Клятва (СИ) - Калашников Павел
Кузнецы в основном ковали холодное оружие, занимались его ремонтом и обслуживанием, работали над модификацией огнестрела, но только в другом здании. А больше всего любили выпить. Обильно.
— Кого нахер там принесло? — раздался знакомый Егерю голос.
Из-за клубов пара, вспотевший и красный, вышел бородатый сухой старик, с подтянутым, волевым лицом.
Увидев Егеря, он сразу подобрел, отложил огромный молот.
— Егерь, друг мой! Здарова, чёртов ублюдок!
Они крепко пожали руки.
— За заказом, сталбыть?
— А он готов, Клим? — спросил перевозчик, снимая медвежью шубу.
Клим хохотнув, ткнул Егеря вбок.
— Пойдем, до моего скромного угла, покажу.
Они прошли через обжигающий поток горячего воздуха, обогнули несколько печей и оказались у самой крайней. Пока шли, кузнецы вокруг также тепло здоровались с кавказцем.
— Я только вчера его закончил, — удовлетворенно сказал Клим, когда они приблизились к его углу, у которого, казалось, было жарче всего.
Старик подошёл к дубовому столу, обитому металлом. На нём расположилось произведение его искусства.
— Ого, — удивился Егерь, глядя на клинок, — вот это ты постарался, Клим!
Кузнец довольно улыбнулся, предложил перевозчику взять оружие в руки.

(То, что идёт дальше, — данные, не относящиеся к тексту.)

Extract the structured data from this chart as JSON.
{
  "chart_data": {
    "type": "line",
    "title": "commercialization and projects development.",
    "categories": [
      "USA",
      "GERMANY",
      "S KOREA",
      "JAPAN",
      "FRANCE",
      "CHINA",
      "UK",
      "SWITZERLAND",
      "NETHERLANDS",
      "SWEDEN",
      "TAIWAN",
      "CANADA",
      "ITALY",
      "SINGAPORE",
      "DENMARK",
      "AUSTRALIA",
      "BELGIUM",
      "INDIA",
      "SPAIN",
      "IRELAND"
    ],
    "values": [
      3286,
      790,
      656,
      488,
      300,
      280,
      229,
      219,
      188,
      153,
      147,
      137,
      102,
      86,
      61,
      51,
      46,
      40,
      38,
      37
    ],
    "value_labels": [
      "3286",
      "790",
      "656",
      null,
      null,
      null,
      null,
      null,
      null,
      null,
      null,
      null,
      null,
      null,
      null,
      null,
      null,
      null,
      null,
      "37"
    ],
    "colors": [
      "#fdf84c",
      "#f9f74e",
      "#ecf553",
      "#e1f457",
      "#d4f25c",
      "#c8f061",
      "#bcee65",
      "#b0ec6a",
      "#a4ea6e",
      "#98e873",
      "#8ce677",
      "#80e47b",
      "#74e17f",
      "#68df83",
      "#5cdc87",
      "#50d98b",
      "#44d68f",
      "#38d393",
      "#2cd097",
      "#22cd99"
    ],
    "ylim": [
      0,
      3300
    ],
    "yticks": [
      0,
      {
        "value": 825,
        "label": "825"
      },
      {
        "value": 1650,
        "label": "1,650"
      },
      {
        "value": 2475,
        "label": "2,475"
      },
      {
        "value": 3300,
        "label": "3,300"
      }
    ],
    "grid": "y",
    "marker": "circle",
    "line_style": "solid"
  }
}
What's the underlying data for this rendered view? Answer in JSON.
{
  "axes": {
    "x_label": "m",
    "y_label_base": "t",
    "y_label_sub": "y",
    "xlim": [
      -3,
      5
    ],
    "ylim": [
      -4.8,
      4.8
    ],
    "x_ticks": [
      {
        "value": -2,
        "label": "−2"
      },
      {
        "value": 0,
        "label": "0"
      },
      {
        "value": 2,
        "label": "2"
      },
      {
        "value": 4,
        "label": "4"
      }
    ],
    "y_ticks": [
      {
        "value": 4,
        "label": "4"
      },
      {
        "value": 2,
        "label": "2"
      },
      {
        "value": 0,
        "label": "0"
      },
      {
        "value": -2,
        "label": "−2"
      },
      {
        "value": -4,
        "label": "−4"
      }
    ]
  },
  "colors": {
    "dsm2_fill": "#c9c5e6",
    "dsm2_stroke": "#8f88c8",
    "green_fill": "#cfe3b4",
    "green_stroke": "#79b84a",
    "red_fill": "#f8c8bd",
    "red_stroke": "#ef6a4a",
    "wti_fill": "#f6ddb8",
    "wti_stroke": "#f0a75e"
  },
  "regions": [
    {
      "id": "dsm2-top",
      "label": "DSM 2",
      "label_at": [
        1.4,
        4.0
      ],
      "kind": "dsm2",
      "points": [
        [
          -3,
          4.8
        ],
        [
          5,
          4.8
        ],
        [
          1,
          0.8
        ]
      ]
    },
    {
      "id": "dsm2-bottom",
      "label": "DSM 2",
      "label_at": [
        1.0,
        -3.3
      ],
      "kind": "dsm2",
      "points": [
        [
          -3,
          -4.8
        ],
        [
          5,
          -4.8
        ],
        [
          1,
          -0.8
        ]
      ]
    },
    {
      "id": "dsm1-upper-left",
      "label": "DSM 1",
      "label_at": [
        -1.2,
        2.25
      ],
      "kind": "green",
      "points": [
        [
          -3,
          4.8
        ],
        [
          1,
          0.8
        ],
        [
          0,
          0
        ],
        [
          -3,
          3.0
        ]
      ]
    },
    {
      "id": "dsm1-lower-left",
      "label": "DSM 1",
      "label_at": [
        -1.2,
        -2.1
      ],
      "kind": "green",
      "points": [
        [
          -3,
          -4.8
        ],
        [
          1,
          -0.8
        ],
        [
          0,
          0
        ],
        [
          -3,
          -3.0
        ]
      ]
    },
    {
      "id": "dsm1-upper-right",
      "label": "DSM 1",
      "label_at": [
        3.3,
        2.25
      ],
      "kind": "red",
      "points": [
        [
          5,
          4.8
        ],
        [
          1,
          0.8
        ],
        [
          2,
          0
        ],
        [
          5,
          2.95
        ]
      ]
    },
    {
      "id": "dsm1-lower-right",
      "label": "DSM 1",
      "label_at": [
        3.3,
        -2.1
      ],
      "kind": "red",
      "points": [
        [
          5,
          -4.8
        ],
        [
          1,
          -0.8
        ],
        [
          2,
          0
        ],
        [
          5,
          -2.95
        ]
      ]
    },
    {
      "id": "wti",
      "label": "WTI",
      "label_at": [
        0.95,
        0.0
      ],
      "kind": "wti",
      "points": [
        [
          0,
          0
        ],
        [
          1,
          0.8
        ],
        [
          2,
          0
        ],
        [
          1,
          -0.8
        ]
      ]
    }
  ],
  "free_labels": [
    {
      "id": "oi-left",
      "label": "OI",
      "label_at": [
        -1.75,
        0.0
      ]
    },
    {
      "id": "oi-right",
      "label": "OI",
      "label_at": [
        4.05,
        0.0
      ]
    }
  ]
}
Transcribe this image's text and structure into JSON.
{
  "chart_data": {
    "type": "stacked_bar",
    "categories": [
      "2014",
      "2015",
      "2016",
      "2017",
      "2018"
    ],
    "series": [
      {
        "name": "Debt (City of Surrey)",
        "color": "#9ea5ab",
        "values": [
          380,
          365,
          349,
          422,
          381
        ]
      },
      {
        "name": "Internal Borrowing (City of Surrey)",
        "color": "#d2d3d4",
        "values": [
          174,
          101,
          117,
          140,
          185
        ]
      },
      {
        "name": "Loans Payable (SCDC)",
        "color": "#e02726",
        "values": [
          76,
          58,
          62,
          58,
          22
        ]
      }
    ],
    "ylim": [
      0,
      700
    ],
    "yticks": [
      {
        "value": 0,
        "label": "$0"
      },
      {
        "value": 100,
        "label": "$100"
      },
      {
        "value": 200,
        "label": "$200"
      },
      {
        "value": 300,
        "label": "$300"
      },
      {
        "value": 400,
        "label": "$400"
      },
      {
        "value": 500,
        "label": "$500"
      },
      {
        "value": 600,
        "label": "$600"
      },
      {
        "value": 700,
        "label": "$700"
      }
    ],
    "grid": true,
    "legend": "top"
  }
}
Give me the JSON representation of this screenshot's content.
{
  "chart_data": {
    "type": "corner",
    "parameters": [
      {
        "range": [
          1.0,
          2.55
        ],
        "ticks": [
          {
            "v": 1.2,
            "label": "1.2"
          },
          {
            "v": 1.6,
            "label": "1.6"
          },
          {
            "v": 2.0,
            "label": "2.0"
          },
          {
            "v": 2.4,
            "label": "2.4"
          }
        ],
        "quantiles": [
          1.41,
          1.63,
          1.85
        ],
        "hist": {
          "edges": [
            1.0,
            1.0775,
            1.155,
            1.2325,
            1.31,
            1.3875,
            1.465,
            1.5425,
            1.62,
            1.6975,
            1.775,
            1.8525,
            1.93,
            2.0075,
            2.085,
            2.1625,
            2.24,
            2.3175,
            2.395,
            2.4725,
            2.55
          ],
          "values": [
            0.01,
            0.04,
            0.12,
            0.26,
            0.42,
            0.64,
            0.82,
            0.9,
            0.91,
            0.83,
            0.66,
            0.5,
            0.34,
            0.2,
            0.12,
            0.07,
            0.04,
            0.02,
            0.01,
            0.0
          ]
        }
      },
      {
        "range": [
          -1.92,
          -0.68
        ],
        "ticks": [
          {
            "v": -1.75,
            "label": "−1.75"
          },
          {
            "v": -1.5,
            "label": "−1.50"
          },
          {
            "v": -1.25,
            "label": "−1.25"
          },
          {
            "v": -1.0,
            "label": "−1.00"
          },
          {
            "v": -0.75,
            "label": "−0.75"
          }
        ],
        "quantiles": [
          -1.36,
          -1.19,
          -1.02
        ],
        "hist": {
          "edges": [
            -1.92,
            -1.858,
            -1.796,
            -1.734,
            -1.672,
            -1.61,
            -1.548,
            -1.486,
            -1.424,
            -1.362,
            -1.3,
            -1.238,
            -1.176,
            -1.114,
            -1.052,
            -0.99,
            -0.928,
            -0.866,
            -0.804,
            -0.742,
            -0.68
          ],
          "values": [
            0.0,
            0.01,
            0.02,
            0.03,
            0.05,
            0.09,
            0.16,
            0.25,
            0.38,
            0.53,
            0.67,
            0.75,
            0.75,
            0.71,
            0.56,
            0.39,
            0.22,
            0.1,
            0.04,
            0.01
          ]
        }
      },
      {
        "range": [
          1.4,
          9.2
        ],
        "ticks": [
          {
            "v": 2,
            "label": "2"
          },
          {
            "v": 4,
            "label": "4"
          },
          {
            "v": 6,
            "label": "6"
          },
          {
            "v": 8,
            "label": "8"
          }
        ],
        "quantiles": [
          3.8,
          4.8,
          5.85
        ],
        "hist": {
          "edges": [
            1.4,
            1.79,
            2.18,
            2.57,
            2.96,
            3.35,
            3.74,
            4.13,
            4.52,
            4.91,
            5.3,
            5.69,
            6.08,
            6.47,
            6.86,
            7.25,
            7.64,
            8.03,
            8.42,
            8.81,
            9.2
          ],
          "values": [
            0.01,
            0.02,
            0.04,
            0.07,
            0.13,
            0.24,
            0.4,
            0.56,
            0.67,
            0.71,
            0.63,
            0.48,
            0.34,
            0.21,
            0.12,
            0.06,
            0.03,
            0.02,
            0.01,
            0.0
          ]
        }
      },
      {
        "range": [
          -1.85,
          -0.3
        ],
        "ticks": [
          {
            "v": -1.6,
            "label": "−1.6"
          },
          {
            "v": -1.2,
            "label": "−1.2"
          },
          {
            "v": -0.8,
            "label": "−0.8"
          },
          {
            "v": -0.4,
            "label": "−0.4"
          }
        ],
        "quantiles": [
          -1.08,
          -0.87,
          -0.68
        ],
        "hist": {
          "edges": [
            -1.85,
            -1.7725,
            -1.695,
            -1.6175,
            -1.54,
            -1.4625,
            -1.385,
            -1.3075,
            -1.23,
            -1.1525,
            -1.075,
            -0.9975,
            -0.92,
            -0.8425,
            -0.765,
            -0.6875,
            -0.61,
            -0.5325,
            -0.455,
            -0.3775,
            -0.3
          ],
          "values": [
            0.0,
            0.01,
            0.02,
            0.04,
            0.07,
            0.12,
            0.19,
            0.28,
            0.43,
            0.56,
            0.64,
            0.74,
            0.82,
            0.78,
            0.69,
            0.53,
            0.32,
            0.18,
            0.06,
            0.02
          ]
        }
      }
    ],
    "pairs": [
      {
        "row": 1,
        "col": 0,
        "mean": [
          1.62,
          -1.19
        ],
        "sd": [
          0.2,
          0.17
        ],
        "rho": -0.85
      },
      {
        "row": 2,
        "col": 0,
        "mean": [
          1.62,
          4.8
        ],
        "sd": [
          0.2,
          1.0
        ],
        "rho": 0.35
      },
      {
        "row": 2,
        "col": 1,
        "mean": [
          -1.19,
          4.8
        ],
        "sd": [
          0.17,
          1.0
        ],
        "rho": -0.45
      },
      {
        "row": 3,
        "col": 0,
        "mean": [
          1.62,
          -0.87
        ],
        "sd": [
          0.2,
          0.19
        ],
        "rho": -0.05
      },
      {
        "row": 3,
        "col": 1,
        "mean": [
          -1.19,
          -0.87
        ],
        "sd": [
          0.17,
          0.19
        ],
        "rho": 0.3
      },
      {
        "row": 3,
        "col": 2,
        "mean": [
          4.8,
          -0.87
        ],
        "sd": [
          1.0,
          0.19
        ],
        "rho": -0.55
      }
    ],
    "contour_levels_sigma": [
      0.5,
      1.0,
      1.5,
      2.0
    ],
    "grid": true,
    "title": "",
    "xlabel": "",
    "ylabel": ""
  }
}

Это был длинный воронёный клинок из дамасской стали, оснащённый изогнутым, грубо отделанным эфесом, что направлением уходил к обуху. Сам же обух было очень широким, и постепенно расширялся к клинку, особенно у окончания, там, где обретал четыре острых и толстых зазубрины, позволяющие человеку, что не обладал особыми познаниями в искусстве меча, рубить врага, как скот. Клинок блестел темными расплывчатыми узорами, плывущими волнами по клинку.
— Дамасская сталь, — пояснил Клим, — несколько сотен прокалённых слоев, зазубренное лезвие, семьдесят сантиметров лезвие, ещё тридцать — рукоять. Двухсторонняя, очень тщательная заточка. Ей любого йети можно укокошить и на сдачу пару сотен ходаков, как бумагу порезать.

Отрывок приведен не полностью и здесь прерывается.